Zuordnung eines Cloppenburger Geistlichen zur Schule
Der Beginn der Tätigkeit der drei Schwestern U. L. Frau wird sehr einfach und die Unterbringung der Schwestern sehr primitiv gewesen sein. Auch die Schulräume selbst werden äußerst schlicht gehalten gewesen sein. Und dennoch wuchs die Zahl der Schülerinnen immer weiter an.

Natürlich motivierte eine solche Schulausbildung von Ordensschwestern auch Schülerinnen, ebenfalls in den Orden einzutreten. Diese Auswirkung wird öfter erwähnt, bedarf aber wohl noch einer differenzierten Untersuchung. In diesem Zusammenhang möchte ich den Blick nochmals auf den Anfang der Liebfrauenschule in Cloppenburg lenken. Den Ordensschwestern war es wichtig, dass ihnen ein Geistlicher zugeordnet wurde, der mit ihnen in der Ordensgemeinschaft die Heilige Messe las und ihnen die Beichte abnahm, damit sie in ihrem Glaubensleben weiter wuchsen und in ihrem Ordensleben gestärkt wurden. Hier entwickelte sich eine selbstverständliche Verzahnung der zuständigen Geistlichkeit der Pfarrkirche mit den Ordensschwestern, wobei beide Bereiche zusammenarbeiten konnten, aber in der Regel voneinander getrennt blieben. Dies erklärt augenfällig, warum die Ordensschwestern zunächst in der Nähe der St. Andreas Pfarrkirche angesiedelt wurden. Die Schwestern hatten so eine einfache Möglichkeit, das Gotteshaus auch für ihre eigenen Gebetszeiten zu nutzen. Die Geistlichen Vikarverwalter Clemens Meistermann und Vikar Holthaus, die ebenfalls an der St. Andreas Pfarrkirche im Jahr 1878 tätig waren, waren die ersten den Ordensschwestern zugeordneten „Beichtväter", wie das Antwortschreiben vom 28. beziehungsweise 29. Mai 1878 des Bischöflich Münsterschen Offizialats auf die oben erwähnte Bitte um einen Beichtpriester für die neu gegründete Schwesternschule in Cloppenburg verdeutlicht. Mit der Bezeichnung „confessarius ordinarius" ( ordentlicher Beichtvater)  oder „confessarius extraordinarius" (außerordentlicher Beichtvater) wurden in der Folgezeit nach 1878 in der Regel für den Zeitraum von drei Jahren dann immer wieder Geistliche auf Anordnung des jeweiligen Offizials den Ordensschwestern zugeordnet.

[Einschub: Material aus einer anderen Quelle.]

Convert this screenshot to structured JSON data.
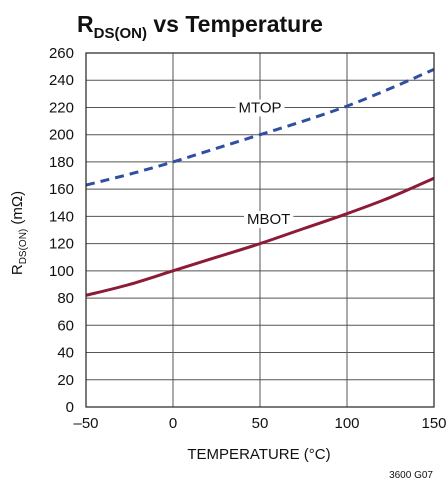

Die Schwestern richteten, nachdem sie nach 1887 an der Osterstraße ihr neues Domizil fanden, weil sich die Aufgaben der Schule vermehrt und die Schülerinnenzahl sich vergrößert hatte,  im Ordens- und Schulgebäude von 1898 eine größere Hauskapelle ein. Die Praxis eines dem Orden zugeordneten Geistlichen blieb bis Anfang 1990 erhalten.

Geistliches Leben wirkt bis heute fort
Nachdem Anfang August 1994 die Ordensschwestern die Schulträgerschaft in die Hände des Offizialats gelegt haben, gibt es kein geistliches Ordensleben mehr in der Schule. Dennoch lebt der Geist in der christlichen Erziehung junger Menschen in der Schule fort, was sich beispielsweise in vielfältigen Formen von Gottesdienstfeiern zeigt.  Besonders in dem heutigen Meditationsraum der Liebfrauenschule ist die Nähe des  guten Gottes spürbar, der einst die Gründerin des Ordens U. L. Frau, Julie Billiart, inspiriert hat.